Gratitude

Sometimes an argument over a toy can lead me to say ugly words, causing my bottomless patience to vanish in a flash

Sometimes the simple sound of Max’s heavy breathing at night can awake worry and concern

Sometimes the smell of Lucy’s hair as it is nestled tightly under my nose can be comforting

Sometimes the non-stop prattle of school day stories from the back seat can disappear into the air with little acknowledgment from me.

Car pool, packing lunches, homework, breakfast, lunch, dinner, play time, clean up, stories and the days bleed together.

And then you hear it, read it, see it

Big eyes, small hands, sometimes with a look of fear, a look of resignation. Each story tells of loss, heart break and a child yearning for the love and comfort of a home like mine.  And then the feeling starts to spread. You suddenly are reawakened to the subtle noise of craft projects, sibling squabbles, and the noise of your own children.  The sounds of love, security and comfort. Sounds that these lost children, the children with no family or parents or future can only dream about.
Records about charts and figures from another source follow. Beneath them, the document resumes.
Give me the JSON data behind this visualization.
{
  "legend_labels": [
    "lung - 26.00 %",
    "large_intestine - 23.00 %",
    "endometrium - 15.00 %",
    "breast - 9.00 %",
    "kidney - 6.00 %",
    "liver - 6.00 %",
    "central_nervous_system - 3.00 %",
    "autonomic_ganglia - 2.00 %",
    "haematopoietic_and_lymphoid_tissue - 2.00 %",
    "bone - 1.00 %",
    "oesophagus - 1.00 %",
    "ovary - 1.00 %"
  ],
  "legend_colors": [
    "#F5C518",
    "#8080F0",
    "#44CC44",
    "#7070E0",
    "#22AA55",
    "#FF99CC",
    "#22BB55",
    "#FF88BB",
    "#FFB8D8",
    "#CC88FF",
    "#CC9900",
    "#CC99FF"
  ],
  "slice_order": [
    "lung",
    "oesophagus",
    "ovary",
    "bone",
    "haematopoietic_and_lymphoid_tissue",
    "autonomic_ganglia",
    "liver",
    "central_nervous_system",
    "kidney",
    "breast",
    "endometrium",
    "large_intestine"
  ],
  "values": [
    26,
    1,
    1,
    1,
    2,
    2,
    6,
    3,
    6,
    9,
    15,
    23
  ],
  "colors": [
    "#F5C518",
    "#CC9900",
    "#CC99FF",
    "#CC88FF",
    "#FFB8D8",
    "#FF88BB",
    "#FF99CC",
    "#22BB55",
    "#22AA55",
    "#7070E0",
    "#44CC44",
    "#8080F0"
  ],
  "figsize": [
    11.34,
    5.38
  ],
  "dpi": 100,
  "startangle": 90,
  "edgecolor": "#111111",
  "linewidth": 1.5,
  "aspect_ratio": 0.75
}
I don’t worry about whether or not my children will eat.

I don’t worry about how safe it is for them to go to school.

I don’t worry if my children will be kidnapped or if bombs will destroy our house.

I’m grateful that my children won’t ever have to face the fear of an unknown future, go to bed hungry or worry about being cold at night. That gratitude, that sigh of relief we all release when watching the latest news story, is fleeting. We breath it, we mean it, but it is always short-lived. Perhaps this Thanksgiving I’ll try to be grateful for feeling more gratitude.

Once again, I am inspired by Scribbit’s Write Away Contest.